Lange Zeit fanden sie fast nur Anwendung bei der Restaurierung von historischen Gebäuden: Kalkputze und -farben.

Aus sämtlichen anderen Bereichen wurden sie durch moderne Anstrichstoffe, die schneller und günstiger aufgebracht werden können und weniger Fachwissen verlangen, verdrängt. Leider sind dabei auch die Qualitäten des natürlichen Anstrichmittels Kalk, wie etwa die Feuchtigkeitsregulierung durch seine Diffusionsfähigkeit oder seine Geruchsneutralität, in Vergessenheit geraten.

 

Positive Eigenschaften

Erst die heutzutage sehr häufig anzutreffende Schimmelpilzproblematik lenkte den Blick schließlich wieder auf den Kalk. Da Biozide von vielen Bauherren abgelehnt werden und ihre Wirksamkeit häufig infrage gestellt wird, suchte man nach einer ökologischeren und nachhaltigeren Lösung. Durch seine hygroskopische Oberfläche bietet Kalk beste Wasserdampfregulation. Außerdem ist der pH-Wert von Kalk größer als 12 (stark alkalisch), weshalb Kalk antibakteriell wirkt. Doch die positiven Eigenschaften des Kalks beschränken sich nicht auf die Schimmelwidrigkeit. Thomas Bühler von der Firma Haga, Lieferant für Kalk und Lehmputze, erklärt die enorm gestiegene Nachfrage nach Kalkprodukten in den letzten Jahren so: „Selbst bei den nicht rein ökologisch orientierten Kunden ist ein Umdenken zu beobachten. Einer der Hauptgründe ist sicherlich die Schimmelproblematik, aber auch baubiologische Gesichtspunkte und der Wunsch nach bezahlbarer Natürlichkeit werden genannt.” Kalk fügt sich in einen absolut rückstandsfreien, ökologischen Kreislauf ein; er kann problemlos entsorgt werden. Durch seine Geruchsneutralität und völlige Schadstofffreiheit (sofern er nicht synthetisch modifiziert wurde) vermittelt Kalk Frische und sorgt für ein positives Raumklima. Christian Kern, Kirchenmaler und Restaurator und Anbieter von Kalkfarben und -putzen mit dem Namen „Alpinkalk”, erklärt, was Kalk für ihn ist: „In erster Linie ist Kalk für mich Problemlöser. Er nimmt Gerüche auf, löst das Problem der Nachhaltigkeit, der Lösemittel- und Weichmacherproblematik.

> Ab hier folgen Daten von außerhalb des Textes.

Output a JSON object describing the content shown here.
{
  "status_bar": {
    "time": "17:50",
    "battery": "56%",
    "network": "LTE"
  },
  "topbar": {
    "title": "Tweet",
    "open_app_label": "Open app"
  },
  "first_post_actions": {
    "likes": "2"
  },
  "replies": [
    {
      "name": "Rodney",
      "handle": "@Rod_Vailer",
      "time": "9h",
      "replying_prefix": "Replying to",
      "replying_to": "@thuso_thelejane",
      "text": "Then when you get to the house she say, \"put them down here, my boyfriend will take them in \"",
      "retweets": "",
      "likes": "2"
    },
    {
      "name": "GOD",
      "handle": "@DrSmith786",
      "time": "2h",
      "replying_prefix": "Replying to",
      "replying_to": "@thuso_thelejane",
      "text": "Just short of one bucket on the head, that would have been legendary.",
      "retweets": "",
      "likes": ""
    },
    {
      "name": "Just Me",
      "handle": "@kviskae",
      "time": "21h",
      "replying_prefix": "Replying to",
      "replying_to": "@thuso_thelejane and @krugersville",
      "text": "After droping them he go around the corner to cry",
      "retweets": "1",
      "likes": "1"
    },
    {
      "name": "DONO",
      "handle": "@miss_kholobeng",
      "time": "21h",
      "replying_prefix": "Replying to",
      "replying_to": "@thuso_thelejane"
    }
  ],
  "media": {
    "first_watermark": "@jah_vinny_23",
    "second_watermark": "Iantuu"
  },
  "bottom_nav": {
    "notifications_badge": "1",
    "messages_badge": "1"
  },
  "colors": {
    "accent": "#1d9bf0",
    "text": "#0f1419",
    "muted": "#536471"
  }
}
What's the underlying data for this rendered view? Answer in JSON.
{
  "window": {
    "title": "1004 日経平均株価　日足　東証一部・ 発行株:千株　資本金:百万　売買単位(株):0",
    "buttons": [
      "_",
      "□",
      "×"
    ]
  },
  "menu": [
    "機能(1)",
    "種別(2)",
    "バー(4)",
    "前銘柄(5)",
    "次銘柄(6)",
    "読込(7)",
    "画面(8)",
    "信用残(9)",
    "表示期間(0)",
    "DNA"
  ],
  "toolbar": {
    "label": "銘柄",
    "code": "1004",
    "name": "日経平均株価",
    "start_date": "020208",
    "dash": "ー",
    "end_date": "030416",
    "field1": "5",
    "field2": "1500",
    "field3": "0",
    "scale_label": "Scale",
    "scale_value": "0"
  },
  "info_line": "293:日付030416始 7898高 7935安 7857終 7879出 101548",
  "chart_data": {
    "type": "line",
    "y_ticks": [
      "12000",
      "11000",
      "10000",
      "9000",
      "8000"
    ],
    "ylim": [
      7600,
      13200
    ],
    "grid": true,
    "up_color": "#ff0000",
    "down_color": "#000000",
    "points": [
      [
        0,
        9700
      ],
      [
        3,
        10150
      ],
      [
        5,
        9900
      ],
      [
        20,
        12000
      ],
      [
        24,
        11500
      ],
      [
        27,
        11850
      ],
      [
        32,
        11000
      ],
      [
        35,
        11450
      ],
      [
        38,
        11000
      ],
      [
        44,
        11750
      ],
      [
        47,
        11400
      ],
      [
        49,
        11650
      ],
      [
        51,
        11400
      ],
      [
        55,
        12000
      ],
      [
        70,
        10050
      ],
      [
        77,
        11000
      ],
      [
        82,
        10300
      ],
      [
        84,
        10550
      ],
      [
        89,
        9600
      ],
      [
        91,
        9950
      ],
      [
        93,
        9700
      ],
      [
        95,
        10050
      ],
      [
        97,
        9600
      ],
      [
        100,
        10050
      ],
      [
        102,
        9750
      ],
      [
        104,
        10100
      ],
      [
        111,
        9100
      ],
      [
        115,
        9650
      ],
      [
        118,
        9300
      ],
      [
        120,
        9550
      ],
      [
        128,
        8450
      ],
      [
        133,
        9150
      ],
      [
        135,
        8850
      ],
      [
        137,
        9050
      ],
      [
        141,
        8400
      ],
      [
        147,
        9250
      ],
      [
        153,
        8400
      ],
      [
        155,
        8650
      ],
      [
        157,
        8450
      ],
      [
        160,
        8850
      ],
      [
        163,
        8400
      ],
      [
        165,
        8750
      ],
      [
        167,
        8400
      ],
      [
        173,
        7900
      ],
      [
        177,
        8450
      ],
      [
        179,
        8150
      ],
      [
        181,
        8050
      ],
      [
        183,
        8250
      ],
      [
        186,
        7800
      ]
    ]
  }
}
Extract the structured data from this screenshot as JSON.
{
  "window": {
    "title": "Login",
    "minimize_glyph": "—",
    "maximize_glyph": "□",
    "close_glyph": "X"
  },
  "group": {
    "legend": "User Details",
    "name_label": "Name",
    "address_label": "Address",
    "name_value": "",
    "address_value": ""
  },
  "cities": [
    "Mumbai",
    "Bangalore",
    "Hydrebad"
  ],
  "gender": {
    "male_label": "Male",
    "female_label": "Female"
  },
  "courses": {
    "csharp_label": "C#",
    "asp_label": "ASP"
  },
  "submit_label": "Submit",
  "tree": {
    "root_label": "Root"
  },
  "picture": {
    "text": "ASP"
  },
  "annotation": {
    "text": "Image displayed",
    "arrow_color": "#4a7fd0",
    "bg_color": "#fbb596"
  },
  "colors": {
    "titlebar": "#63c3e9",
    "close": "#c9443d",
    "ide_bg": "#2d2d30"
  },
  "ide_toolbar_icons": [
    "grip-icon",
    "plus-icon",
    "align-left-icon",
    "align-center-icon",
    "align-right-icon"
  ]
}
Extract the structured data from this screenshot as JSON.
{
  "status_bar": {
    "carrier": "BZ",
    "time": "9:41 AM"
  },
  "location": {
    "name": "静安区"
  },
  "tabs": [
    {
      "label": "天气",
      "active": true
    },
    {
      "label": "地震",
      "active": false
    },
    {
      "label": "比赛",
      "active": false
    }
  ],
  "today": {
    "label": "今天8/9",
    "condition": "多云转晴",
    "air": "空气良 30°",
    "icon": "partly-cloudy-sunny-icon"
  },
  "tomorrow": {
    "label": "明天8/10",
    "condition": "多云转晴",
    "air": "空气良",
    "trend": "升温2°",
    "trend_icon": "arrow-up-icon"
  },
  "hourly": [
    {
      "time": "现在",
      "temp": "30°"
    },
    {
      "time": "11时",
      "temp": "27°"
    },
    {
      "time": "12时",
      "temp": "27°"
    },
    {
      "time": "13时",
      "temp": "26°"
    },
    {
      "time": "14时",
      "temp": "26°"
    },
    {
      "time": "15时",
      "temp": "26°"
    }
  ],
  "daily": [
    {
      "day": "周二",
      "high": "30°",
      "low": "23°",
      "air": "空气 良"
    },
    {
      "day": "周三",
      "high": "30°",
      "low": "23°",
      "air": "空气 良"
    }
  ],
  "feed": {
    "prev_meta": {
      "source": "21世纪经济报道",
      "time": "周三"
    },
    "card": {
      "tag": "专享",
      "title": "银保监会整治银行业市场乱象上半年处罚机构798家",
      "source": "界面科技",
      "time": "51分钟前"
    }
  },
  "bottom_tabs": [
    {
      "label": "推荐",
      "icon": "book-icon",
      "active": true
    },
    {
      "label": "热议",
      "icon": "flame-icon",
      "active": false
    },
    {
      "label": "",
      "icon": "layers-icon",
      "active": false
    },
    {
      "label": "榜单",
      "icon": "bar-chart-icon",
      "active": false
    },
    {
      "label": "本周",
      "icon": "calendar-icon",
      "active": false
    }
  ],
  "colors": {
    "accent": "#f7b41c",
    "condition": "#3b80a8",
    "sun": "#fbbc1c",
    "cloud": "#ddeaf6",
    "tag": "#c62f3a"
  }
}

Durch die Luftdurchlässigkeit des gesamten Kalkputzsystems werden aufwendige und teure Lüftungssysteme überflüssig.”

Ästhetische Oberflächen

Doch auch die Ästhetik des Kalks wurde wiederentdeckt. So gewinnt ein Kalkanstrich durch seine natürliche Patina im Laufe der Jahre noch an Ästhetik, während andere Anstriche unansehnlich werden. Kalkoberflächen sind niemals homogen und gleichmäßig, sondern wirken stets leicht wolkig, bisweilen gar lasierend. Bernhard Nydegger, Malermeister, Gutachter und Dozent für Handwerker in der Denkmalpflege, beantwortet die Frage, was ihn am Baustoff Kalk fasziniert, folgendermaßen: „Seine Ästhetik und seine alterungsästhetische Reversibilität, seine Überarbeitbarkeit und Langfristigkeit.” Auch Architekten, wie z.B. Jörg Hohberg und Andreas Boesel vom Architekturbüro Boesel, Benkert, Hohberg in München, sind von der Ästhetik des Kalks angetan. Andreas Boesel: „Normalerweise schließt man eine Oberfläche ab, macht sie dicht, versiegelt sie. Mit Kalk dagegen hat man die Möglichkeit, ein lebendiges Material einzusetzen, das dampfdiffusionsoffen ist und das Oberflächenbild der Wand in besonders ästhetischer Weise gestaltet.” Jörg Hohberg ergänzt: „Kalkoberflächen sind keine „toten” Flächen. Sie leben weiter und werden mit dem Alter schöner.”


Fachwissen erforderlich

Doch trotz all seiner positiven Eigenschaften wird der Kalk vermutlich ein Nischenprodukt bleiben, denn er erfordert von seinem Verarbeiter eine Menge Knowhow. Kalkfarben und -putze (und gemeint sind hier „echte” Kalkprodukte, bei denen der Kalk als Bindemittel dient und nicht solche, denen Kalk lediglich als Füllstoff zugegeben ist oder die in hohem Maß modifiziert sind), können nicht auf jedem Untergrund eingesetzt werden. Geeignete Untergründe sind neben Kalkputzen beispielsweise Lehmputze, Kalksandstein, Porenbeton, Ziegelstein sowie alte Kalkfarben und -putze. Sie müssen saugfähig sein und frei von trennenden Substanzen. Hierzu zählen Öl oder Ruß, aber auch stark gebundene Dispersions-, Öl- oder Latexfarben, wie sie heute auf vielen Altuntergründen anzutreffen sind. „Ihm fehlen heute die Untergründe,” antwortet Hans Peter Niggli, Geschäftsführer der Thymos AG, die Natur-, Mineral- und Ölfarben in der Schweiz verkauft, auf die Frage wie es dazu gekommen ist, dass Kalk kaum noch verwendet wird.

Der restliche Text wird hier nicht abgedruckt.